That afternoon it seemed to be a quiet train ride in the Sprinter from Hilversum to Amsterdam, until a few meters behind me a woman’s voice started to scream: “Don’t touch me, don’t touch me!”
I turned to see the conductor who had just checked my ticket standing in the aisle facing an irate young woman. I couldn’t feel any touch. The woman held out a passport to the conductor, but she was not interested; she wanted to see a train ticket, and nothing else. The woman insisted more and more stridently that her passport was sufficient. “Then you have to get off at the next station,” decided the conductor, who remained admirably calm.
Out? There was no question of that, the young woman replied. She was dressed summery in tight brown pants and a white top. Her Dutch was good, but had a slight, hard-to-detect accent. The conductor picked up her walkie-talkie and announced aloud that the train could not continue after the next stop until a non-paying passenger had disembarked.
There was unrest among the nearby travelers. How long was this going to take? And all because of a passenger who didn’t want to pay? A well-built man came running up. He positioned himself next to the young woman in a position that still did not seem to exclude contact. “That’s not how we do it in the Netherlands,” he said.
Meanwhile the train had stopped in front of a platform and the doors were open. “I’m not going out!” screamed the woman. “You must get out,” said the conductor. I already feared that the young woman would be grabbed by the head and ass by the man and thrown from the train, but the conductor had a better idea. She stooped, took the woman’s backpack from the bench and flung it onto the platform with a powerful swing.
Swearing, the woman jumped after her backpack. She picked it up and spat at the conductor several times from the platform as the doors closed.
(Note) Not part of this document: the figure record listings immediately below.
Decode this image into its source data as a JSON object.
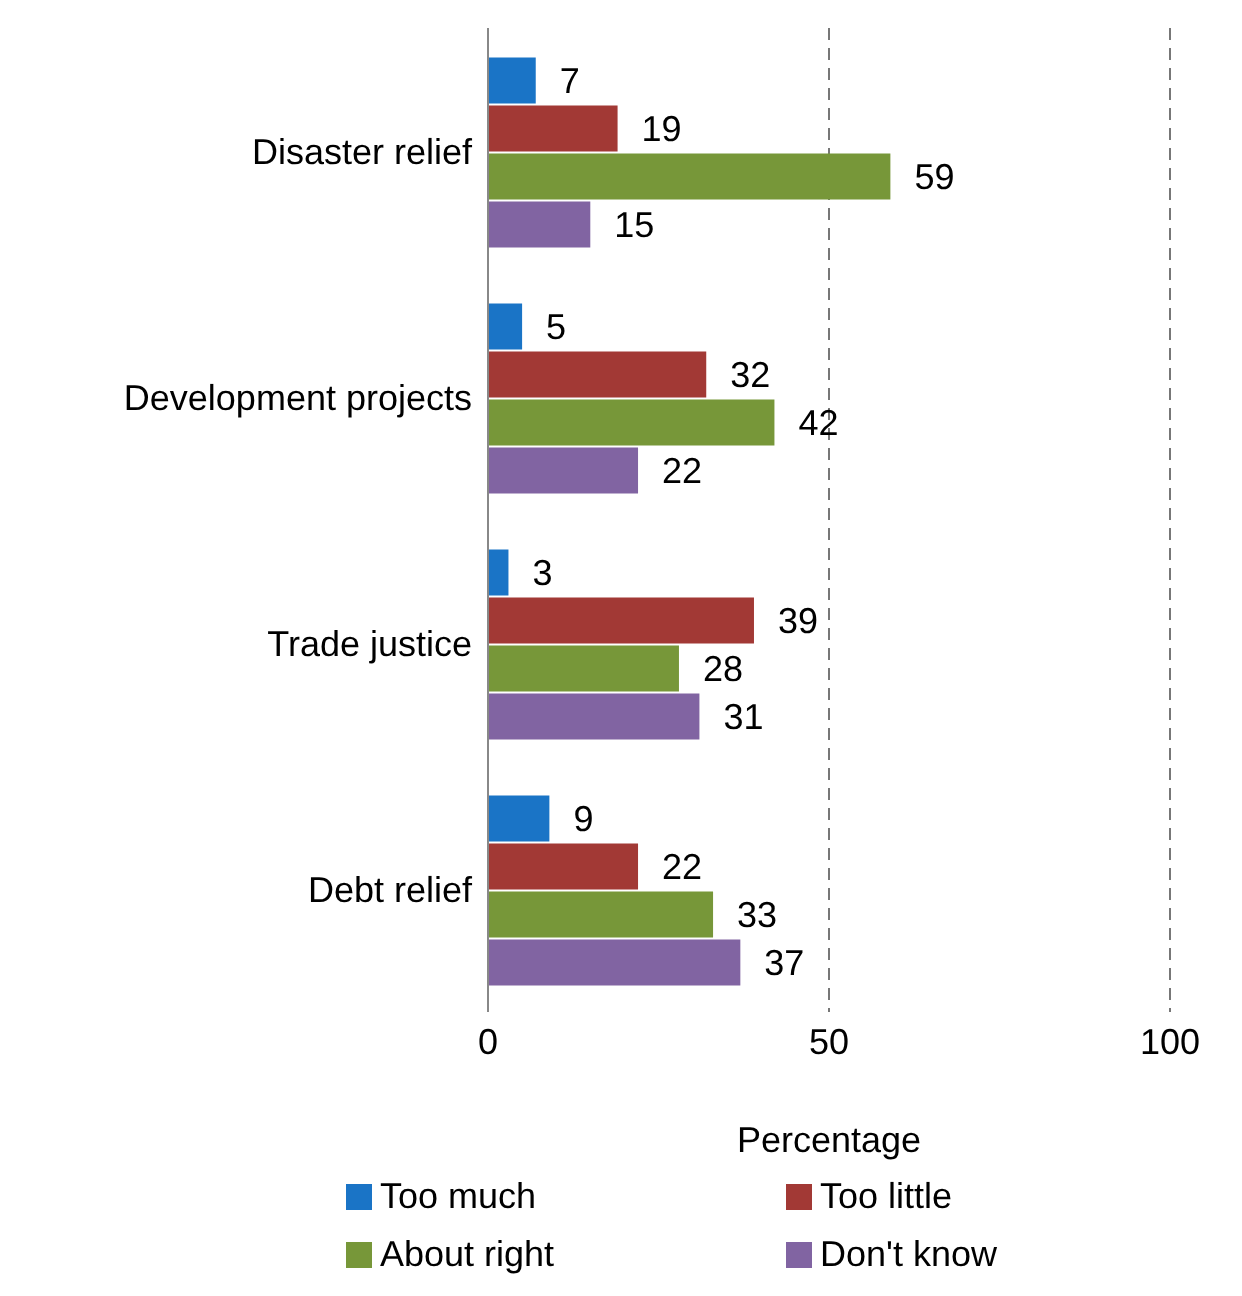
{
  "chart_data": {
    "type": "bar",
    "orientation": "horizontal",
    "xlabel": "Percentage",
    "categories": [
      "Disaster relief",
      "Development projects",
      "Trade justice",
      "Debt relief"
    ],
    "series": [
      {
        "name": "Too much",
        "color": "#1a74c6",
        "values": [
          7,
          5,
          3,
          9
        ]
      },
      {
        "name": "Too little",
        "color": "#a23935",
        "values": [
          19,
          32,
          39,
          22
        ]
      },
      {
        "name": "About right",
        "color": "#779739",
        "values": [
          59,
          42,
          28,
          33
        ]
      },
      {
        "name": "Don't know",
        "color": "#8164a2",
        "values": [
          15,
          22,
          31,
          37
        ]
      }
    ],
    "xlim": [
      0,
      100
    ],
    "xticks": [
      0,
      50,
      100
    ],
    "grid": "x",
    "legend": "bottom",
    "data_labels": true
  }
}
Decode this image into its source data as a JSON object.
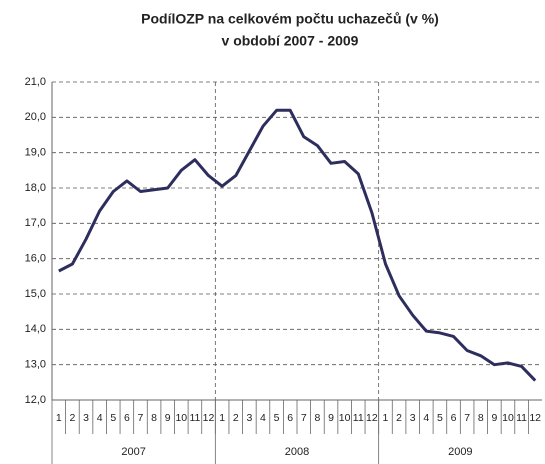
{
  "chart_data": {
    "type": "line",
    "title": "PodílOZP na celkovém počtu uchazečů (v %)",
    "subtitle": "v období 2007 - 2009",
    "categories": [
      "1",
      "2",
      "3",
      "4",
      "5",
      "6",
      "7",
      "8",
      "9",
      "10",
      "11",
      "12",
      "1",
      "2",
      "3",
      "4",
      "5",
      "6",
      "7",
      "8",
      "9",
      "10",
      "11",
      "12",
      "1",
      "2",
      "3",
      "4",
      "5",
      "6",
      "7",
      "8",
      "9",
      "10",
      "11",
      "12"
    ],
    "groups": [
      "2007",
      "2008",
      "2009"
    ],
    "values": [
      15.65,
      15.85,
      16.55,
      17.35,
      17.9,
      18.2,
      17.9,
      17.95,
      18.0,
      18.5,
      18.8,
      18.35,
      18.05,
      18.35,
      19.05,
      19.75,
      20.2,
      20.2,
      19.45,
      19.2,
      18.7,
      18.75,
      18.4,
      17.3,
      15.85,
      14.95,
      14.4,
      13.95,
      13.9,
      13.8,
      13.4,
      13.25,
      13.0,
      13.05,
      12.95,
      12.55
    ],
    "color": "#2e2e5e",
    "ylim": [
      12,
      21
    ],
    "yticks": [
      {
        "value": 12,
        "label": "12,0"
      },
      {
        "value": 13,
        "label": "13,0"
      },
      {
        "value": 14,
        "label": "14,0"
      },
      {
        "value": 15,
        "label": "15,0"
      },
      {
        "value": 16,
        "label": "16,0"
      },
      {
        "value": 17,
        "label": "17,0"
      },
      {
        "value": 18,
        "label": "18,0"
      },
      {
        "value": 19,
        "label": "19,0"
      },
      {
        "value": 20,
        "label": "20,0"
      },
      {
        "value": 21,
        "label": "21,0"
      }
    ],
    "grid": true
  }
}
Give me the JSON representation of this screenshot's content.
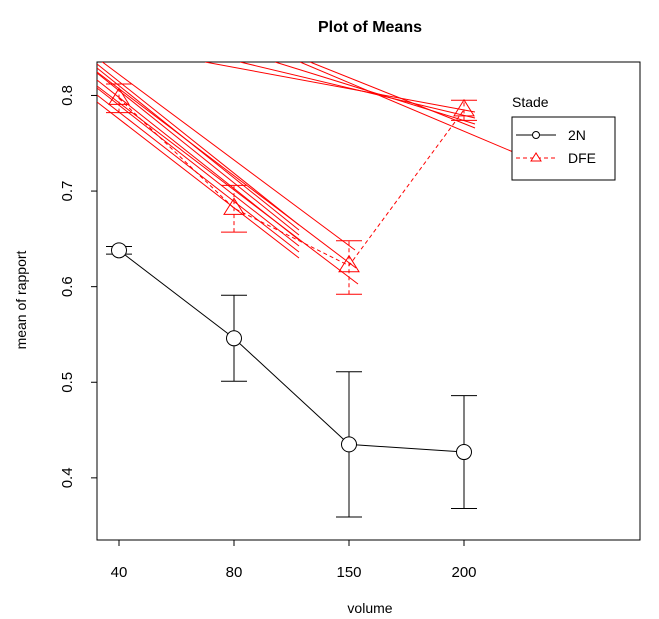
{
  "chart_data": {
    "type": "line",
    "title": "Plot of Means",
    "xlabel": "volume",
    "ylabel": "mean of rapport",
    "categories": [
      "40",
      "80",
      "150",
      "200"
    ],
    "ylim": [
      0.335,
      0.835
    ],
    "yticks": [
      0.4,
      0.5,
      0.6,
      0.7,
      0.8
    ],
    "grid": false,
    "legend": {
      "title": "Stade",
      "placement": "top-right"
    },
    "series": [
      {
        "name": "2N",
        "color": "#000000",
        "marker": "circle",
        "line": "solid",
        "values": [
          0.638,
          0.546,
          0.435,
          0.427
        ],
        "err_low": [
          0.634,
          0.501,
          0.359,
          0.368
        ],
        "err_high": [
          0.642,
          0.591,
          0.511,
          0.486
        ]
      },
      {
        "name": "DFE",
        "color": "#ff0000",
        "marker": "triangle",
        "line": "dashed",
        "values": [
          0.797,
          0.682,
          0.622,
          0.785
        ],
        "err_low": [
          0.782,
          0.657,
          0.592,
          0.774
        ],
        "err_high": [
          0.812,
          0.706,
          0.648,
          0.795
        ]
      }
    ]
  }
}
When the train started to move, she tried to film the conductor through the windows with her mobile phone, but she had already turned embarrassed to another passenger.
My God, I thought, it must be your profession: every day that threat of some half or whole psychopath flying at your throat. Why didn’t we do this in the Netherlands? How did the figures go with the aggression against railway employees? I looked it up at home. The number of times NS staff were beaten, spat on and threatened last year rose from 774 to almost a thousand times, and 220 employees were injured. “Leave my colleagues alone,” NS president Wouter Koolmees rightly asked.
What I’m describing here happened a few days after I got in NRC had written a column about a fatal, violent incident on the New York subway. There a strong man strangled a troublesome traveler. The well-built man on my train to Amsterdam could also have committed such an accident.
What would we as bystanders have done about it? The Kees, the boy in me, hopes for a peaceful, yet decisive intervention on my part, which preferably commands worldwide respect, plus a grateful hug from the conductor. But I also realize that the boy of Theo Thijssen was not called Kees for nothing – and not Frits.
A version of this article also appeared in the newspaper of May 26, 2023.